Maricopa County withholding subpoenaed hardware from election audit, citing alleged 'security risk'
Surrendering the materials could "put the lives of law enforcement personnel at risk."
Officials in Arizona's Maricopa County are withholding materials subpoenaed by the state legislature as part of its audit of the county's 2020 election, claiming that surrendering them would constitute a security risk for both law enforcement and federal agencies.
A Monday letter sent from the Maricopa County Attorney's Office to Ken Bennett, the former Arizona secretary of state and the liaison between the state Senate and the auditors, said the county had elected not to turn over "several routers" requested by the legislature due to an alleged "significant security risk to law enforcement data utilized by the Maricopa County Sheriff’s Office as well as numerous federal agencies."
"We had previously believed that the risk would be eliminated by redacting the law enforcement data on the routers and not producing it," the letter states. "But we were informed that redaction did not eliminate the risk."
Bennett told Just the News that the state Senate's subpoena had requested "access or control of all routers and tabulators ... used in connection with the administration of the 2020 election" as well as "the public IP of the [routers]."
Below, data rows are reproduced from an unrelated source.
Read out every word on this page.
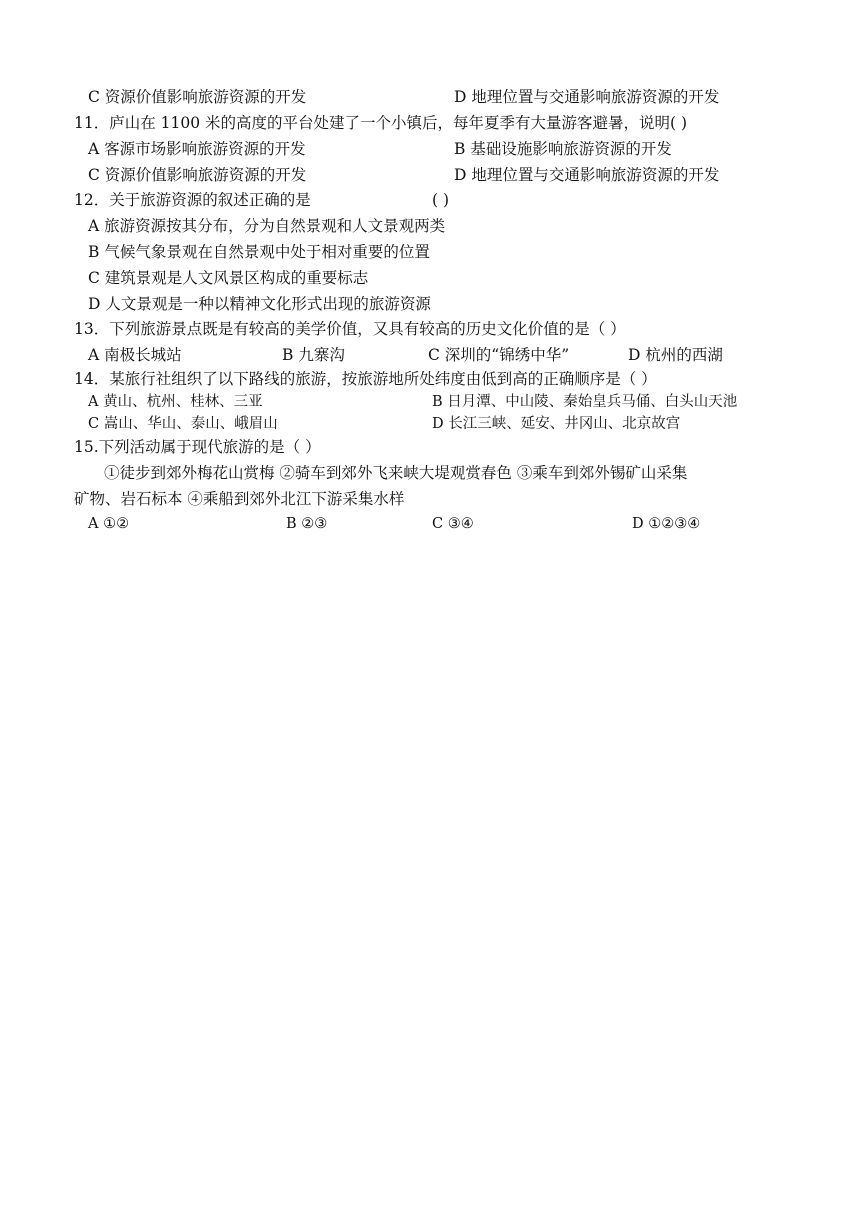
C 资源价值影响旅游资源的开发	D 地理位置与交通影响旅游资源的开发
11．庐山在 1100 米的高度的平台处建了一个小镇后，每年夏季有大量游客避暑，说明( )
A 客源市场影响旅游资源的开发	B 基础设施影响旅游资源的开发
C 资源价值影响旅游资源的开发	D 地理位置与交通影响旅游资源的开发
12．关于旅游资源的叙述正确的是	( )
A 旅游资源按其分布，分为自然景观和人文景观两类
B 气候气象景观在自然景观中处于相对重要的位置
C 建筑景观是人文风景区构成的重要标志
D 人文景观是一种以精神文化形式出现的旅游资源
13．下列旅游景点既是有较高的美学价值，又具有较高的历史文化价值的是（ ）
A 南极长城站	B 九寨沟	C 深圳的“锦绣中华”	D 杭州的西湖
14．某旅行社组织了以下路线的旅游，按旅游地所处纬度由低到高的正确顺序是（ ）
A 黄山、杭州、桂林、三亚	B 日月潭、中山陵、秦始皇兵马俑、白头山天池
C 嵩山、华山、泰山、峨眉山	D 长江三峡、延安、井冈山、北京故宫
15.下列活动属于现代旅游的是（ ）
①徒步到郊外梅花山赏梅 ②骑车到郊外飞来峡大堤观赏春色 ③乘车到郊外锡矿山采集
矿物、岩石标本 ④乘船到郊外北江下游采集水样
A ①②	B ②③	C ③④	D ①②③④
"I don't know why the routers in a tabulation and election center have anything to do with the Maricopa County Sheriff's Office or numerous federal agencies," Bennett said, noting that "the sheriff's department and the Maricopa County tabulation and election center aren't even in the same building."
Maricopa County spokesman Fields Moseley on Thursday afternoon said the county had "determined the information contained in Maricopa County's routers can be used as blueprints to intercept sensitive county data."
"Maricopa County has more than 50 different county departments, and the routers the Senate subpoena commanded the County produce support all of these departments, not just elections operations," Moseley said. "This includes critical law enforcement data that, by law, cannot be disclosed, as well as Maricopa County residents' protected health information and full social security numbers."
"By providing the routers, or even virtual images of routers, sensitive data and the lives of law enforcement personnel could be endangered," he added, stating that the routers "remain in the county's custody for the time being."